What is the Model Context Protocol (MCP)?

The Model Context Protocol (MCP) is an open-source standard designed to connect LLMs to data sources, developer tools, and external environments. MCP establishes a bidirectional communication channel between client applications (like Cursor, Claude Desktop, or custom agent systems) and servers hosting data or capabilities. Standardizing instructions via SKILL.md enables LLMs to query databases, read local files, execute terminal commands, and integrate third-party APIs. SkillMD allows you to find ready-to-run MCP servers and prompt instructions for various occupations and technical tasks.

The Structure of a Professional SKILL.md File

A valid SKILL.md configuration is designed to be easily read by humans and parsed by LLMs. It contains precise system instructions, trigger conditions, required parameters, and execution examples. Below is the typical architectural blueprint of a professional agent skill:

  • Metadata & Core Scope: Declares the name of the skill, author details, target models, and a description of the capability.
  • Triggers & Intent Detection: Details semantic triggers that help the agent decide when to invoke this skill.
  • System Prompts: Explicit system-level instructions that direct the agent's behavior, personality, safety guardrails, and formatting preferences.
  • Capabilities & Tools: Lists the files, databases, or APIs the agent must access to complete the tasks.
  • Few-Shot Examples: Demonstrates real inputs and outputs, helping the model generalize behavior through in-context learning.

Optimizing Agent Workflows for Modern LLMs

Writing effective agent skills requires deep knowledge of prompt engineering. With the release of advanced reasoning models like Claude 3.5 Sonnet, ChatGPT o1, and DeepSeek-V3, prompt templates must focus on structured thinking. Developers are encouraged to use XML tags (e.g., <thought>, <context>, and <rules>) to isolate execution boundaries. Standardized prompts prevent agents from suffering from context drift, ensuring that long-running tasks remain aligned with the initial system parameters.

Exploring by SOC Occupations and Creator Profiles

What makes SkillMD unique is its taxonomy. Instead of simple text search, we parse and organize files according to the Standard Occupational Classification (SOC) system. This means you can discover skills written for Computer and Mathematical roles, Business and Financial operations, Legal, Design, and and Educational Instruction fields.

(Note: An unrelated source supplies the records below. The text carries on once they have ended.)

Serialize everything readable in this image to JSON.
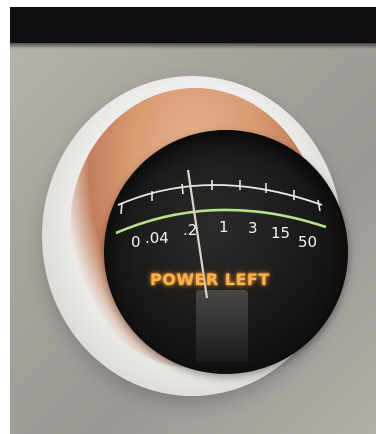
{
  "scale": {
    "labels": [
      "0",
      ".04",
      ".2",
      "1",
      "3",
      "15",
      "50"
    ]
  },
  "indicator": {
    "label": "POWER LEFT"
  },
  "colors": {
    "band": "#0f0f12",
    "bezel": "#f2f1ef",
    "glow": "#d89a72",
    "dial": "#181716",
    "scale_arc": "#b7e08a",
    "scale_text": "#f2f2f2",
    "indicator_text": "#ffb24a"
  }
}
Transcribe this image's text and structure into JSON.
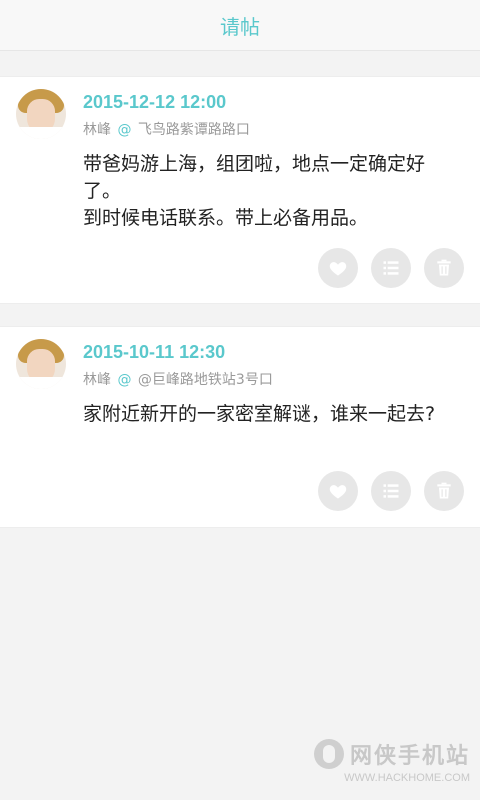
{
  "header": {
    "title": "请帖"
  },
  "posts": [
    {
      "date": "2015-12-12 12:00",
      "author": "林峰",
      "at_symbol": "@",
      "location": "飞鸟路紫谭路路口",
      "content_lines": [
        "带爸妈游上海，组团啦，地点一定确定好了。",
        "到时候电话联系。带上必备用品。"
      ]
    },
    {
      "date": "2015-10-11 12:30",
      "author": "林峰",
      "at_symbol": "@",
      "location": "@巨峰路地铁站3号口",
      "content_lines": [
        "家附近新开的一家密室解谜，谁来一起去?"
      ]
    }
  ],
  "actions": {
    "like_icon": "heart-icon",
    "list_icon": "list-icon",
    "delete_icon": "trash-icon"
  },
  "watermark": {
    "name": "网侠手机站",
    "url": "WWW.HACKHOME.COM"
  },
  "colors": {
    "accent": "#5ac8cc",
    "background": "#f3f3f3",
    "card": "#ffffff",
    "icon_button": "#e7e7e7",
    "meta_text": "#9a9a9a"
  }
}
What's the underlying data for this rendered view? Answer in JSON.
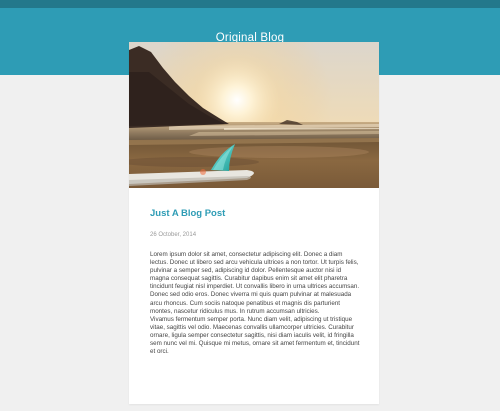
{
  "site": {
    "title": "Original Blog"
  },
  "post": {
    "title": "Just A Blog Post",
    "date": "26 October, 2014",
    "hero_image": "beach-sunset-surfboard-photo",
    "paragraphs": [
      "Lorem ipsum dolor sit amet, consectetur adipiscing elit. Donec a diam lectus. Donec ut libero sed arcu vehicula ultrices a non tortor. Ut turpis felis, pulvinar a semper sed, adipiscing id dolor. Pellentesque auctor nisi id magna consequat sagittis. Curabitur dapibus enim sit amet elit pharetra tincidunt feugiat nisl imperdiet. Ut convallis libero in urna ultrices accumsan. Donec sed odio eros. Donec viverra mi quis quam pulvinar at malesuada arcu rhoncus. Cum sociis natoque penatibus et magnis dis parturient montes, nascetur ridiculus mus. In rutrum accumsan ultricies.",
      "Vivamus fermentum semper porta. Nunc diam velit, adipiscing ut tristique vitae, sagittis vel odio. Maecenas convallis ullamcorper ultricies. Curabitur ornare, ligula semper consectetur sagittis, nisi diam iaculis velit, id fringilla sem nunc vel mi. Quisque mi metus, ornare sit amet fermentum et, tincidunt et orci."
    ]
  },
  "colors": {
    "header": "#2e9cb5",
    "topbar": "#23788b",
    "accent": "#2e9cb5",
    "background": "#f0f0f0"
  }
}
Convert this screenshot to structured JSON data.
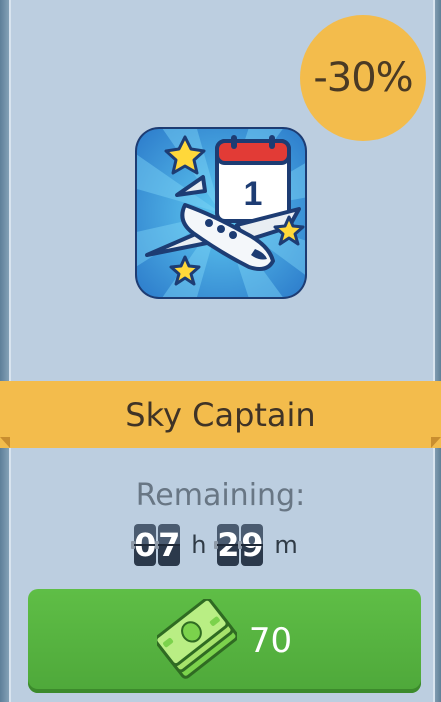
{
  "discount": {
    "label": "-30%"
  },
  "item": {
    "name": "Sky Captain",
    "icon": "airplane-calendar-icon",
    "calendar_day": "1"
  },
  "timer": {
    "label": "Remaining:",
    "hours": [
      "0",
      "7"
    ],
    "hours_unit": "h",
    "minutes": [
      "2",
      "9"
    ],
    "minutes_unit": "m"
  },
  "purchase": {
    "price": "70",
    "currency_icon": "cash-stack-icon"
  },
  "colors": {
    "badge": "#f3bc4c",
    "card": "#bccee0",
    "button": "#5fbe46"
  }
}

By tracking creator profiles, developers can study how different teams organize their custom instructions, compare version updates, and fork public configs for specialized enterprise use cases.

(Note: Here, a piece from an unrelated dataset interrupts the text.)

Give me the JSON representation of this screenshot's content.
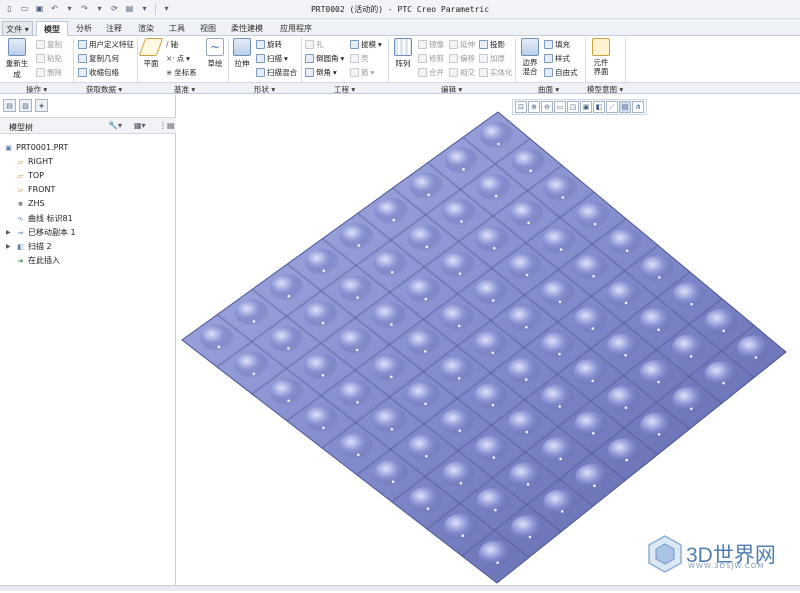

SkillMD operates as a high-performance index running on a fast Go backend and a highly responsive Astro SSR frontend. All search queries execute in milliseconds, featuring smart debouncing to prevent multiple API requests while keeping user data secure. Join our community of developers to standardize your AI agent instructions and optimize your LLM prompting workflows today.

8 QUESTIONS

Frequently Asked Questions

A practical guide to agent skills: what they are, how to inspect them, and how SkillMD helps you explore the ecosystem.